Denote lie detector results as positive (finds evidence of lying) and negative (no evidence of lying = passes test) by $+$ and $-,$ respectively. Then

$$P(-) = P(T\cap -)+P(L\cap -) = P(T)P(-|T) + P(L)P(-|L),$$ where you can deduce all four probabilities on the right-hand side from the information provided. [For example, $P(-|T) = 1 - P(+|T) = 1-0.2 = 0.8.$ Note the initial sentences that mean 'The lie detector accuses 90% of liars of not telling the truth' and (b) `Unfortunately, the lie detector accuses 20% of truth tellers of being liars.' (This potentially-confusing terminology is also used in medical testing for diseases. A "negative" test means "disease free." A "positive" test means "disease detected.")]

Then $P(T|-) = P(T\cap -)/P(-),$ where you know both probabilities from above.
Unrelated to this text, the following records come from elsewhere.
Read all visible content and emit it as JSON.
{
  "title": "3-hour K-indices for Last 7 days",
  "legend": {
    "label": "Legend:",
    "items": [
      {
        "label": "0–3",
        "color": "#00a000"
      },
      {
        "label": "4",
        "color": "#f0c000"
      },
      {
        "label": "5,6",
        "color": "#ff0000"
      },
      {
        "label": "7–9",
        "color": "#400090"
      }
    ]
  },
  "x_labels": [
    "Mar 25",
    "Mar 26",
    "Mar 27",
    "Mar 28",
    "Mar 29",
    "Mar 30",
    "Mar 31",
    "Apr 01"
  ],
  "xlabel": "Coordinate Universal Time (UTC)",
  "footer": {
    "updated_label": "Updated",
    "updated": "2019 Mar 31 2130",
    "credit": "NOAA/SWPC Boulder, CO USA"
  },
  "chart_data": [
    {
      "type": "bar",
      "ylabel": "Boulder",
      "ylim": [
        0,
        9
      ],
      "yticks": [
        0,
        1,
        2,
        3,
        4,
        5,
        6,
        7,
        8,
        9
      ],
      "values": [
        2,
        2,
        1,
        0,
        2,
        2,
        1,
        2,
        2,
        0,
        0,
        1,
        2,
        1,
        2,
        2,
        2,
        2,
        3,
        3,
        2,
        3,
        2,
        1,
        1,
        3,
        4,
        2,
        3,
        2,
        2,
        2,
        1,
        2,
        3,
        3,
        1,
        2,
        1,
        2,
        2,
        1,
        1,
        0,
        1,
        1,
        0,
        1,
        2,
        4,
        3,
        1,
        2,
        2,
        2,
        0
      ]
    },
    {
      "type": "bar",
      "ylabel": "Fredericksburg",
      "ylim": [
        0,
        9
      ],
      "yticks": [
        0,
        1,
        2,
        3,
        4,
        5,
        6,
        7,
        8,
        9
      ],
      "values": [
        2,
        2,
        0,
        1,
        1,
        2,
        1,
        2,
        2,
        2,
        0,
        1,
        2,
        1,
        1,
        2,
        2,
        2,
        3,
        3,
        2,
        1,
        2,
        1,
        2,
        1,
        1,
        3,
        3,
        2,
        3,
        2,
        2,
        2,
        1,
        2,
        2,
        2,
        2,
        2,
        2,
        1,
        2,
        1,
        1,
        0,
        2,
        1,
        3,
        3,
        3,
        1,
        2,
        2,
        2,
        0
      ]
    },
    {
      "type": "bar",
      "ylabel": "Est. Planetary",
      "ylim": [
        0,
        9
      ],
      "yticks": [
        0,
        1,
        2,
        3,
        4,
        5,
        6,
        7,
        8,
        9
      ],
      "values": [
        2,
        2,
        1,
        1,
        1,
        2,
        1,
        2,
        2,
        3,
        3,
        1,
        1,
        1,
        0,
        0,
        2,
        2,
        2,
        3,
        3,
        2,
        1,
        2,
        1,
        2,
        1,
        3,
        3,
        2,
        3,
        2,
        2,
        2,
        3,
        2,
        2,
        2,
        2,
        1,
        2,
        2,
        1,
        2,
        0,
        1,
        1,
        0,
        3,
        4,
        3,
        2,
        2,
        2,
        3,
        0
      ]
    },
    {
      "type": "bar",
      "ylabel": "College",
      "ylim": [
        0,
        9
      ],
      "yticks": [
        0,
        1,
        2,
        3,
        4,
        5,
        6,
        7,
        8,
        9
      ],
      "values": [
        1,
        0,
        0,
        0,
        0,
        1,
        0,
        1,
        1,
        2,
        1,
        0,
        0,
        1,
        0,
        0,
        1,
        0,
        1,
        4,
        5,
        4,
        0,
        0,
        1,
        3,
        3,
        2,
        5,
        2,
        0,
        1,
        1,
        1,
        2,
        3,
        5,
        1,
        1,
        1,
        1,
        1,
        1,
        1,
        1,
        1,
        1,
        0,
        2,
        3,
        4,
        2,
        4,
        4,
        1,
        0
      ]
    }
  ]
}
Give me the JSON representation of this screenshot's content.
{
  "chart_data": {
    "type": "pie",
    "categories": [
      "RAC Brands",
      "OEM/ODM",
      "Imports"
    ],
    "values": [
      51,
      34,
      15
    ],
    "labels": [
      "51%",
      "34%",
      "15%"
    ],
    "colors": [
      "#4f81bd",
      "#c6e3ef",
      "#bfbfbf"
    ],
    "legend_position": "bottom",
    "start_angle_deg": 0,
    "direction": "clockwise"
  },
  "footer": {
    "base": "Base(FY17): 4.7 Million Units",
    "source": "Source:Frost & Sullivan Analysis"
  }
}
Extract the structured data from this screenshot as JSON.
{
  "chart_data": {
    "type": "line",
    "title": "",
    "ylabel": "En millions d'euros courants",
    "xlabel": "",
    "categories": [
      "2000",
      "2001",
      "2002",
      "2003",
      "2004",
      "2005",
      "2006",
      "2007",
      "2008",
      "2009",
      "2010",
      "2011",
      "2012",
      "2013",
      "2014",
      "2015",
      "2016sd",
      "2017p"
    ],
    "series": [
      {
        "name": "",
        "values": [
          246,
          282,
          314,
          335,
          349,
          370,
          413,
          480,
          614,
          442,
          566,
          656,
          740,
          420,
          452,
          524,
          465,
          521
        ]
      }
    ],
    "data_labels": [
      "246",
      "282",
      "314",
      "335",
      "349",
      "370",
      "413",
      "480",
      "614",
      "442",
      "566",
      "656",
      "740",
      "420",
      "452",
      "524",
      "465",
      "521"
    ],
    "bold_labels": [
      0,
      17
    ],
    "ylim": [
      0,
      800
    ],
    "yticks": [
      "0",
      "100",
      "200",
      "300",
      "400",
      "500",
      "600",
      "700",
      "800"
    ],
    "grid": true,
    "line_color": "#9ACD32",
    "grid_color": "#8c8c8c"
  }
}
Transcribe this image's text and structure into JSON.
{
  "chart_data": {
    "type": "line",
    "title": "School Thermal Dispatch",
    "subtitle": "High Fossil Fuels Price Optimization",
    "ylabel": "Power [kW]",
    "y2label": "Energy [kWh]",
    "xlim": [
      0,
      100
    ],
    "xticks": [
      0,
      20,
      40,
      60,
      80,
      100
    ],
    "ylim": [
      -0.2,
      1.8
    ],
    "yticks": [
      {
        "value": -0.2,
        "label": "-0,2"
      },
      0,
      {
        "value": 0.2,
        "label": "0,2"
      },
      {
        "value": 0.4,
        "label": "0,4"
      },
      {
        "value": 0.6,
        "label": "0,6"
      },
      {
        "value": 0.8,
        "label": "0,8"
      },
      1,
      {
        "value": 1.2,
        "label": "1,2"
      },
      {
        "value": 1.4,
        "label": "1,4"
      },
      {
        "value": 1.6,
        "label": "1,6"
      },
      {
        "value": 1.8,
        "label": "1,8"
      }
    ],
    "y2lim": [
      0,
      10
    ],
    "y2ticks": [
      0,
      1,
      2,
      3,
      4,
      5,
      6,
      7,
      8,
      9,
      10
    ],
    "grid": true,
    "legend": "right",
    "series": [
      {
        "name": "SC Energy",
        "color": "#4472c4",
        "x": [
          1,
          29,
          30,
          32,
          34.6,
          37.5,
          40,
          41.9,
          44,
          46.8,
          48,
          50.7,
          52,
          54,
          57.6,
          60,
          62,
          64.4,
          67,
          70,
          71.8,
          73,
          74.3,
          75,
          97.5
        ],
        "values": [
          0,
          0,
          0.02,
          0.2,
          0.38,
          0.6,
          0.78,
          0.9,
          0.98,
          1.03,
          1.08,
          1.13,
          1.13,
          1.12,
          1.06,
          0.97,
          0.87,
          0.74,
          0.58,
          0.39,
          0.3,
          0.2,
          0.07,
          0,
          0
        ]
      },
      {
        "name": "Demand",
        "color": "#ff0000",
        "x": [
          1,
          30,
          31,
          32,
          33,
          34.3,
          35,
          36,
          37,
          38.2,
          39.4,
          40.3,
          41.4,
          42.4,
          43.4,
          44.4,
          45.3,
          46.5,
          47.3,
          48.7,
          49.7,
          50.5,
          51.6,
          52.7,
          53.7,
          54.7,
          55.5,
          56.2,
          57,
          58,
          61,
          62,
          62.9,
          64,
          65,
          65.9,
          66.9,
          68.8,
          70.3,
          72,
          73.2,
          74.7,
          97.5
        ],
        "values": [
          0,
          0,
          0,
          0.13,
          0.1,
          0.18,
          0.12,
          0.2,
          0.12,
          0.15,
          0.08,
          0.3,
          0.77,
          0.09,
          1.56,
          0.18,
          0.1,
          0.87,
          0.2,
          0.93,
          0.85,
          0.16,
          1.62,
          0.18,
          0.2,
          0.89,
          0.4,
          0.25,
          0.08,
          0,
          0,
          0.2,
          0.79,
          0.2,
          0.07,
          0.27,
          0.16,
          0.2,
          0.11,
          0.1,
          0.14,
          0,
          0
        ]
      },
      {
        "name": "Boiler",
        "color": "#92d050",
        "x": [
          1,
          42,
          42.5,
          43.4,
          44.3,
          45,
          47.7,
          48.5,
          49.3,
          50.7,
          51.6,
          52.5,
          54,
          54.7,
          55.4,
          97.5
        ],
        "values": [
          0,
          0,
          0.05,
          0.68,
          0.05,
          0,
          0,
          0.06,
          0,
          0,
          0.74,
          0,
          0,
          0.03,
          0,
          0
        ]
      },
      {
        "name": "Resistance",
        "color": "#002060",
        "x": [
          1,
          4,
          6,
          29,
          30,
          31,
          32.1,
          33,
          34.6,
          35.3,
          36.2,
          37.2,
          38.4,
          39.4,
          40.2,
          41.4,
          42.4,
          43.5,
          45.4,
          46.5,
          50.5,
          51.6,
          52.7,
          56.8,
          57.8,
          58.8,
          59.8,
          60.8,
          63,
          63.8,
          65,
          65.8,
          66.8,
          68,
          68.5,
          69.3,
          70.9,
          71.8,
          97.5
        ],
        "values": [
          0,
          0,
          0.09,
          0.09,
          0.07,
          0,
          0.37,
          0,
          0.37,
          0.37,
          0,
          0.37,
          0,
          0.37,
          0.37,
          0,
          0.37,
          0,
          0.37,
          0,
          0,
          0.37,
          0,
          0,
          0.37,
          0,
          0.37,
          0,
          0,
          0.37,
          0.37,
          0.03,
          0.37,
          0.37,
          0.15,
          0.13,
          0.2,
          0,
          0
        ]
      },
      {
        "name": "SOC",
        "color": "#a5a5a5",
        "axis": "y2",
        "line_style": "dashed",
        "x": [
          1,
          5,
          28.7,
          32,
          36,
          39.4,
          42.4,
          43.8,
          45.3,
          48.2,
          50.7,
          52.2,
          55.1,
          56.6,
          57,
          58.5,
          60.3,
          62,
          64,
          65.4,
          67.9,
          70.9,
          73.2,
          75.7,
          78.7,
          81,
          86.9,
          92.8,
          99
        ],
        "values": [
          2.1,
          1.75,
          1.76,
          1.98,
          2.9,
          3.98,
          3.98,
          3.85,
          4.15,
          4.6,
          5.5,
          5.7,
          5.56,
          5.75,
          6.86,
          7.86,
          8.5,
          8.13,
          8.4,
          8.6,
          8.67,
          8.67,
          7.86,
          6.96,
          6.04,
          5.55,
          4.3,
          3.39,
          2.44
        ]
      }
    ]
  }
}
Note: Unless the lie detector is worse than useless, one would expect $P(T|-) \ge P(T) = 0.9.$

Answer 3

                                                  overall
                 / positive lie detector .9       .09
/ lie         .1    
                 \ negative lie detector .1       .01

                 / positive lie detector .2       .18
\ tell truth  .9
                 \ negative lie detector .8       .72

You could draw a tree, and then get the overall possibility from each branch by multiplying the probabilities along each branch. So you want P(told truth | detector says negative)=$\frac{P(told truth,detector negative)}{P(detectove negative)}=\frac{.72}{.01+.72}=\frac{72}{73}\approx .9863$ by the definition of conditional probability/Bayes formula. So if a negative result is obtained it is highly probable that the person told the truth.